Trent Barrett won’t fool himself into thinking that inside knowledge alone will be enough when it comes to beating Penrith.
Because if it did, his Canterbury side should be best placed of team this year to knock off the undefeated NRL defending premiers.
Under pressure and in the spotlight amid Kyle Flanagan’s recall, it was in two separate stints at Penrith that Barrett earned the credentials for two stints as a head coach.
And it’s easy to forget that two years ago, Barrett was the mastermind of Penrith’s world-beating attack.
With Barrett as an assistant coach, Nathan Cleary and Jarome Luai were able to make the most use of the new set-restart rule.
Several of the Panthers were also brought to the club by Phil Gould, now the general manager of the Bulldogs who will watch Sunday’s game from isolation after contracting COVID-19.
In Matt Burton, the Bulldogs also have a key member of Penrith’s attack last year, having filled in at halfback in 2021 while also named Dally M centre of the year.
Tevita Pangai also fitted in seamlessly at the end of last season, while Brent Naden debuted there and Braidon Burns and Corey Waddell also once called Penrith home.
But Barrett won’t for a second believe any of that will help on Sunday.
“It gives us a bit of insight, but everyone has known pretty well what they’re doing for the past three years,” Barrett said.
“But it’s a different thing to stop it.
“They’ve got some really good players.

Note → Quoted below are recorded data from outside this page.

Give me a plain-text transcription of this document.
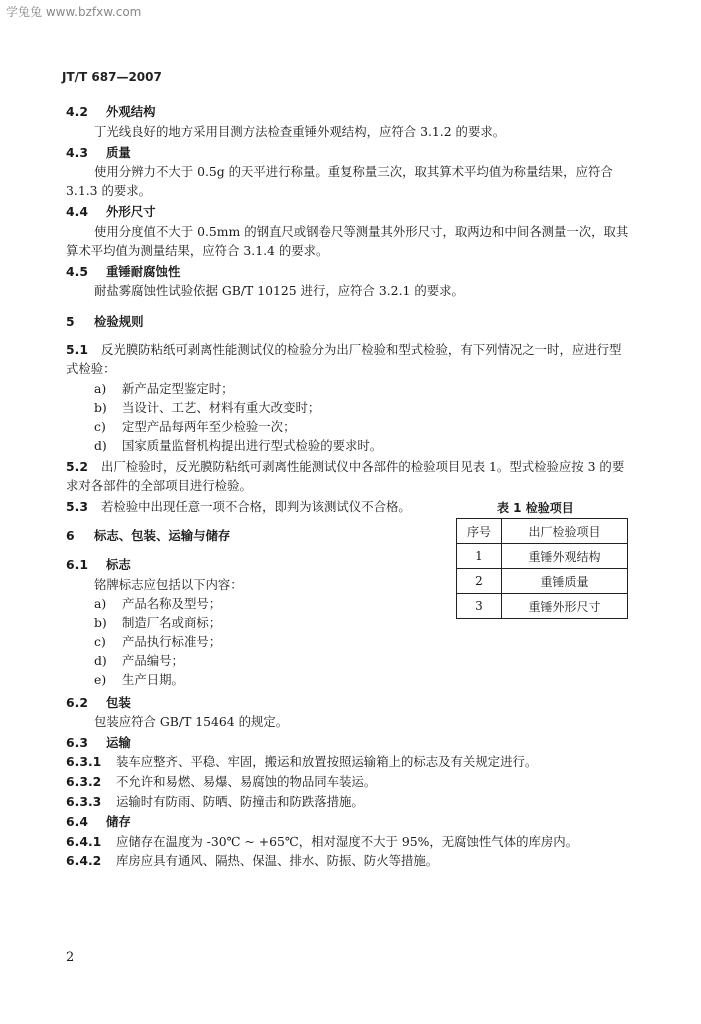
学兔兔 www.bzfxw.com
JT/T 687—2007
4.2 外观结构
丁光线良好的地方采用目测方法检查重锤外观结构，应符合 3.1.2 的要求。
4.3 质量
使用分辨力不大于 0.5g 的天平进行称量。重复称量三次，取其算术平均值为称量结果，应符合
3.1.3 的要求。
4.4 外形尺寸
使用分度值不大于 0.5mm 的钢直尺或钢卷尺等测量其外形尺寸，取两边和中间各测量一次，取其
算术平均值为测量结果，应符合 3.1.4 的要求。
4.5 重锤耐腐蚀性
耐盐雾腐蚀性试验依据 GB/T 10125 进行，应符合 3.2.1 的要求。
5 检验规则
5.1 反光膜防粘纸可剥离性能测试仪的检验分为出厂检验和型式检验，有下列情况之一时，应进行型
式检验：
a) 新产品定型鉴定时；
b) 当设计、工艺、材料有重大改变时；
c) 定型产品每两年至少检验一次；
d) 国家质量监督机构提出进行型式检验的要求时。
5.2 出厂检验时，反光膜防粘纸可剥离性能测试仪中各部件的检验项目见表 1。型式检验应按 3 的要
求对各部件的全部项目进行检验。
5.3 若检验中出现任意一项不合格，即判为该测试仪不合格。	表 1 检验项目
序号	出厂检验项目
1	重锤外观结构
2	重锤质量
3	重锤外形尺寸
6 标志、包装、运输与储存
6.1 标志
铭牌标志应包括以下内容：
a) 产品名称及型号；
b) 制造厂名或商标；
c) 产品执行标准号；
d) 产品编号；
e) 生产日期。
6.2 包装
包装应符合 GB/T 15464 的规定。
6.3 运输
6.3.1 装车应整齐、平稳、牢固，搬运和放置按照运输箱上的标志及有关规定进行。
6.3.2 不允许和易燃、易爆、易腐蚀的物品同车装运。
6.3.3 运输时有防雨、防晒、防撞击和防跌落措施。
6.4 储存
6.4.1 应储存在温度为 -30℃ ~ +65℃，相对湿度不大于 95%，无腐蚀性气体的库房内。
6.4.2 库房应具有通风、隔热、保温、排水、防振、防火等措施。
2
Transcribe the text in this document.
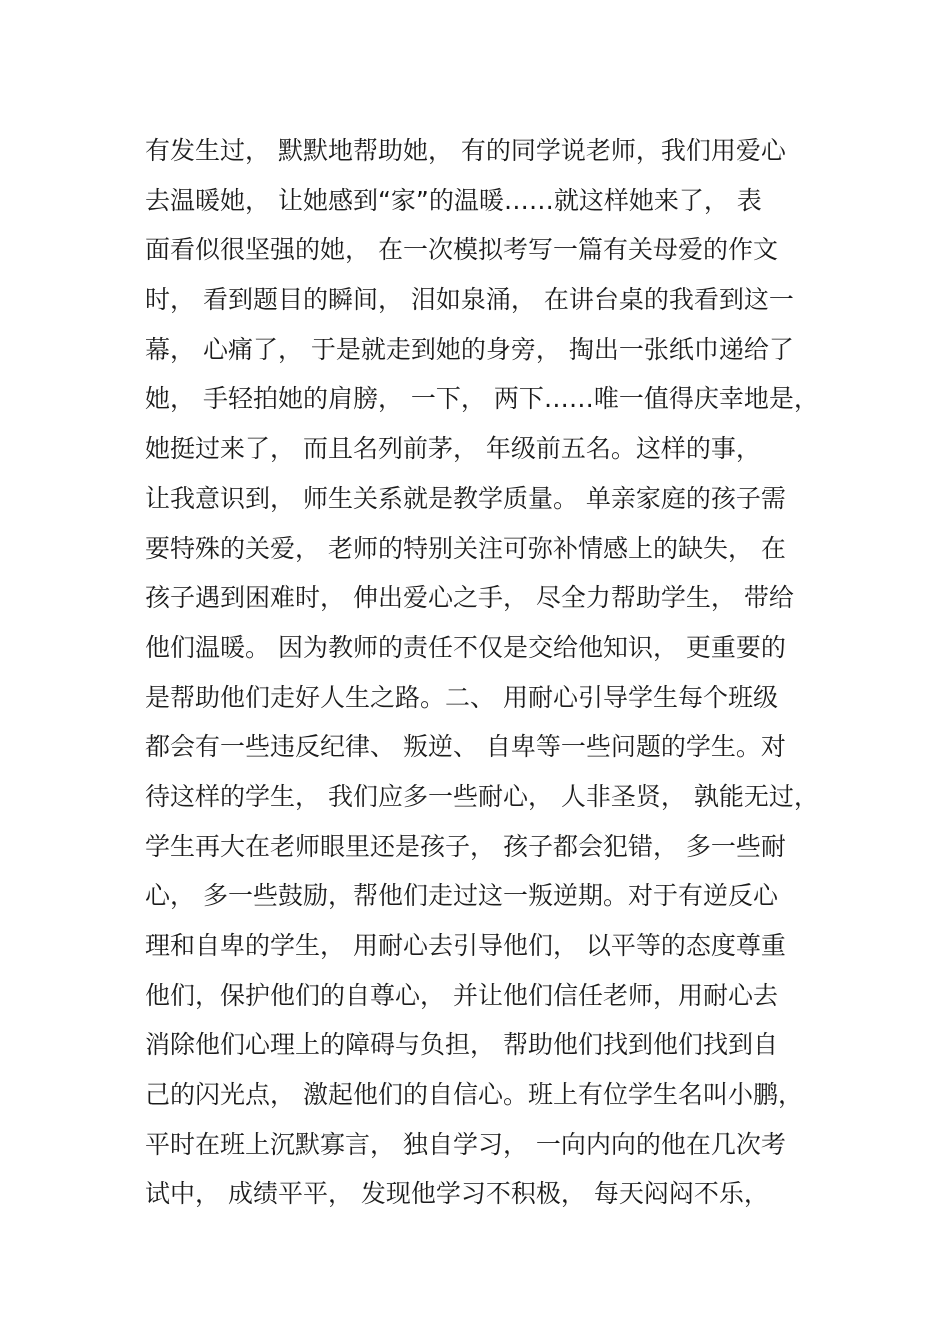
有发生过， 默默地帮助她， 有的同学说老师，我们用爱心
去温暖她， 让她感到“家”的温暖……就这样她来了， 表
面看似很坚强的她， 在一次模拟考写一篇有关母爱的作文
时， 看到题目的瞬间， 泪如泉涌， 在讲台桌的我看到这一
幕， 心痛了， 于是就走到她的身旁， 掏出一张纸巾递给了
她， 手轻拍她的肩膀， 一下， 两下……唯一值得庆幸地是，
她挺过来了， 而且名列前茅， 年级前五名。这样的事，
让我意识到， 师生关系就是教学质量。 单亲家庭的孩子需
要特殊的关爱， 老师的特别关注可弥补情感上的缺失， 在
孩子遇到困难时， 伸出爱心之手， 尽全力帮助学生， 带给
他们温暖。 因为教师的责任不仅是交给他知识， 更重要的
是帮助他们走好人生之路。二、 用耐心引导学生每个班级
都会有一些违反纪律、 叛逆、 自卑等一些问题的学生。对
待这样的学生， 我们应多一些耐心， 人非圣贤， 孰能无过，
学生再大在老师眼里还是孩子， 孩子都会犯错， 多一些耐
心， 多一些鼓励，帮他们走过这一叛逆期。对于有逆反心
理和自卑的学生， 用耐心去引导他们， 以平等的态度尊重
他们，保护他们的自尊心， 并让他们信任老师，用耐心去
消除他们心理上的障碍与负担， 帮助他们找到他们找到自
己的闪光点， 激起他们的自信心。班上有位学生名叫小鹏，
平时在班上沉默寡言， 独自学习， 一向内向的他在几次考
试中， 成绩平平， 发现他学习不积极， 每天闷闷不乐，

Even the young kids they have brought into the team are doing really well.
“Taylan (May) is a really good player, so is (Izack) Tago.”
If anything, Barrett believes Penrith are now a harder side to pick apart than when he was there for their record 17 straight wins in 2020.
“They’re probably a better side,” Barrett said.
“They’ve developed over the last three years into what they are. They’re the premiers for a reason.
“Particularly good defensively and they’re hard to break down. A lot of good players there who we know well.”
Penrith coach Ivan Cleary says his club’s work developing Burton gave them some advantage against the five-eighth.
“We’ve obviously got a pretty good knowledge of Burto and what his strengths and weaknesses are,” Cleary said.
“We know the threats he possesses and some of the guys too.”
But he won’t for a second accept the thought his defending premiers deserve outright favouritism against last year’s wooden-spooners.
“I don’t think it’s a mismatch on paper,” he said.
“Have a look at their team. They have some pretty good players and have had a pretty good year.”